I primarily grew up in a small beach town, so there was little similarity. Many people I knew were on low-fat diets and wore little to no clothing. There was an apparent preference for designer everything. Tan lines galore. Lots of time in salt water. Plus, I was dealing with the challenges of managing school and whatever job or volunteer work I was doing, and sports. The farm was the polar opposite. No one cared what you ate, what you wore; there were actual mountains.
LTP: You accrued copious knowledge and experience before starting this venture. What did you research?
CP: Kypris is not my first company. It's technically the second company that I launched, but the third company I worked on. So, while I did take courses through UCLA extension to focus on basic accounting and finance principles, my primary research focus was on science and sustainability.
I really like processes. Primarily, I focus on, first, the process required to make the product that I want to put out into the world and all that entails. Then, second, I research the process required to ensure that it’s a viable business.

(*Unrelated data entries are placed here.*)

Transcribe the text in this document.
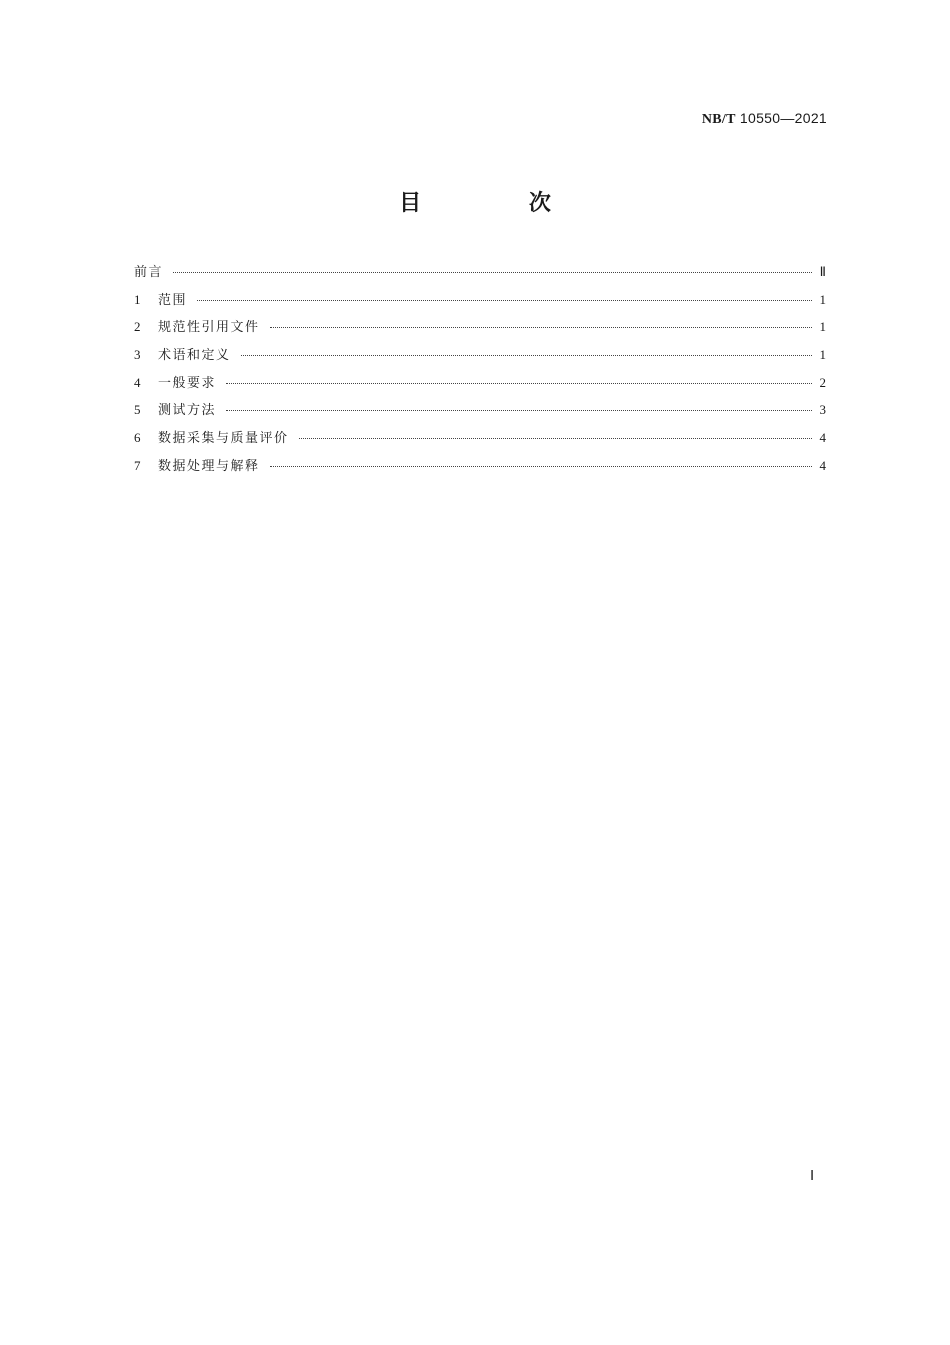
NB/T 10550—2021
目 次
前言	Ⅱ
1	范围	1
2	规范性引用文件	1
3	术语和定义	1
4	一般要求	2
5	测试方法	3
6	数据采集与质量评价	4
7	数据处理与解释	4
Ⅰ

One isn’t more or less important than the other, but each has nonnegotiable elements.
LTP: What makes Kypris stand out from other beauty lines?
CP: Kypris is a 100% natural and nature-derived line that really embraces science. I love the lab. I love the idea of working with nature in a repetitive manner, while making space for its inherent variations. I also really love green chemistry and some biotechnology that has essentially created ingredients from nothing: Plant stem cells are an excellent example of this. While there are natural lines and cosmeceutical lines, I'm not sure that there is another line out there that is natural—with clinically proven actives—that prioritizes working (in the way we do) with small farms, suppliers and coops.

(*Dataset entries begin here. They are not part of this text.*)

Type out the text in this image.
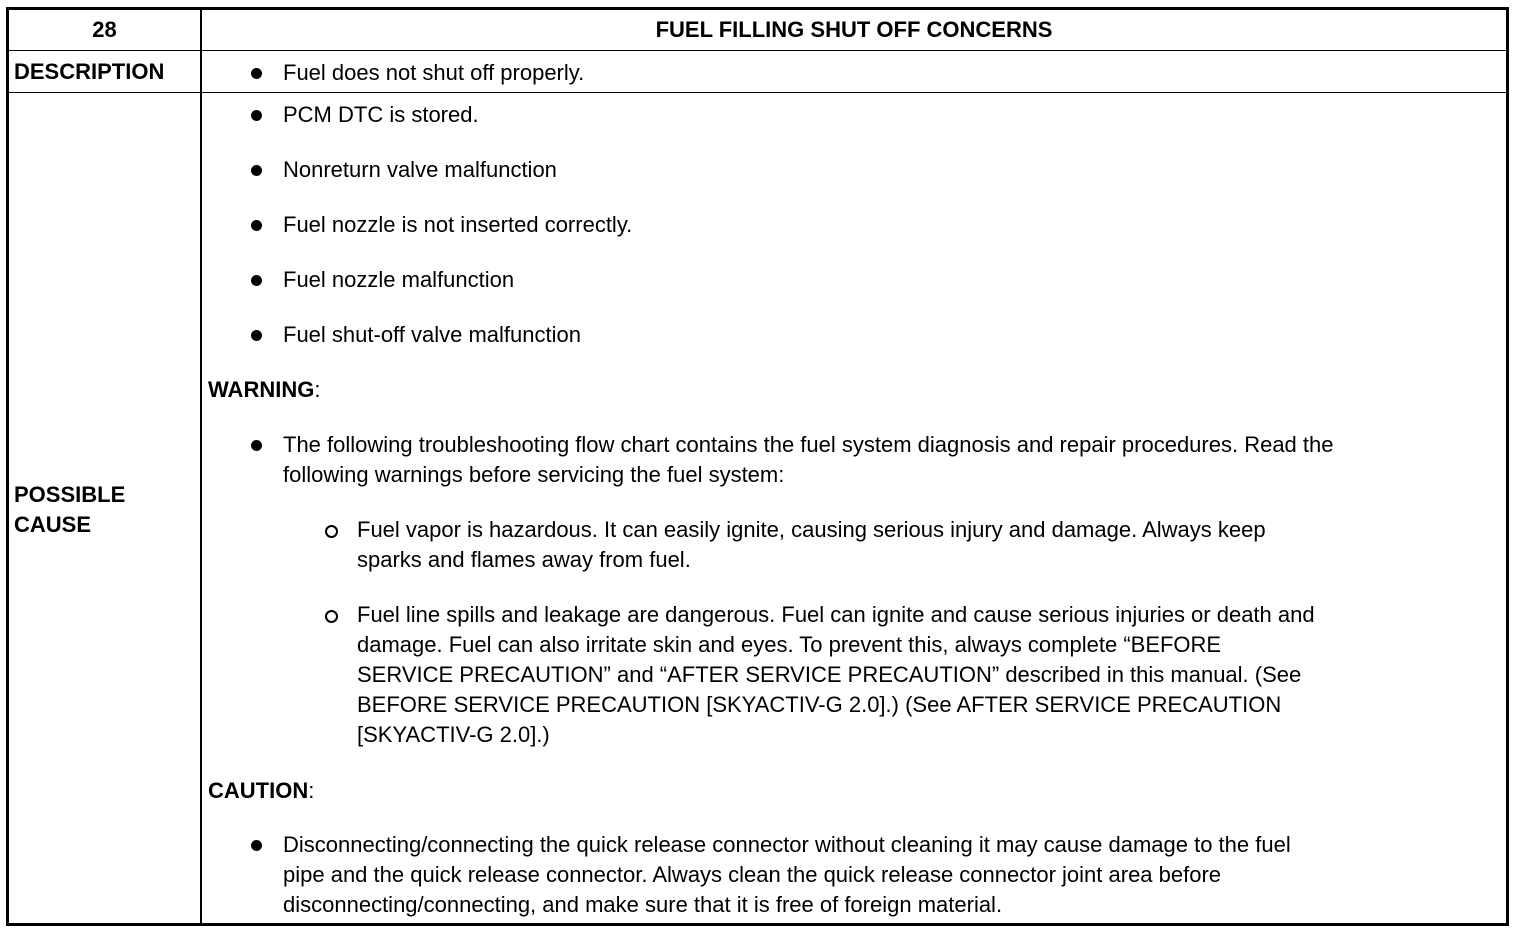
28	FUEL FILLING SHUT OFF CONCERNS
DESCRIPTION
POSSIBLE
CAUSE
Fuel does not shut off properly.
PCM DTC is stored.
Nonreturn valve malfunction
Fuel nozzle is not inserted correctly.
Fuel nozzle malfunction
Fuel shut-off valve malfunction
WARNING:
The following troubleshooting flow chart contains the fuel system diagnosis and repair procedures. Read the
following warnings before servicing the fuel system:
Fuel vapor is hazardous. It can easily ignite, causing serious injury and damage. Always keep
sparks and flames away from fuel.
Fuel line spills and leakage are dangerous. Fuel can ignite and cause serious injuries or death and
damage. Fuel can also irritate skin and eyes. To prevent this, always complete “BEFORE
SERVICE PRECAUTION” and “AFTER SERVICE PRECAUTION” described in this manual. (See
BEFORE SERVICE PRECAUTION [SKYACTIV-G 2.0].) (See AFTER SERVICE PRECAUTION
[SKYACTIV-G 2.0].)
CAUTION:
Disconnecting/connecting the quick release connector without cleaning it may cause damage to the fuel
pipe and the quick release connector. Always clean the quick release connector joint area before
disconnecting/connecting, and make sure that it is free of foreign material.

LTP: What comprises your personal wellness routine?
CP: I read, write, meditate, pray and move. These activities are the first three hours of most of my days. I get very grumpy if I skip any part of this ritual. I eat cleanly—meaning as organic and local as possible. The Kypris products are vegan, but I'm not a vegan, so that means seeking out meat that is humanely raised and slaughtered. I indulge in quality sweets instead of abstaining.
LTP: What does happiness look like to you?
CP: Owning my time, the ability to be a lifelong student, spending my days with people I love and working on projects I love with people I admire, like, respect and learn from.
LTP: What does it mean to you to “Live The Process” and how can we each do that every day?
CP: Instead of fretting over a desired goal or situation, I pick points along the arc of the work or relationship to assess the progression. Once a goal is set, I really try to focus on the process rather than the outcome. I get to be present for a chunk of time until I reach the prescheduled moment to reassess.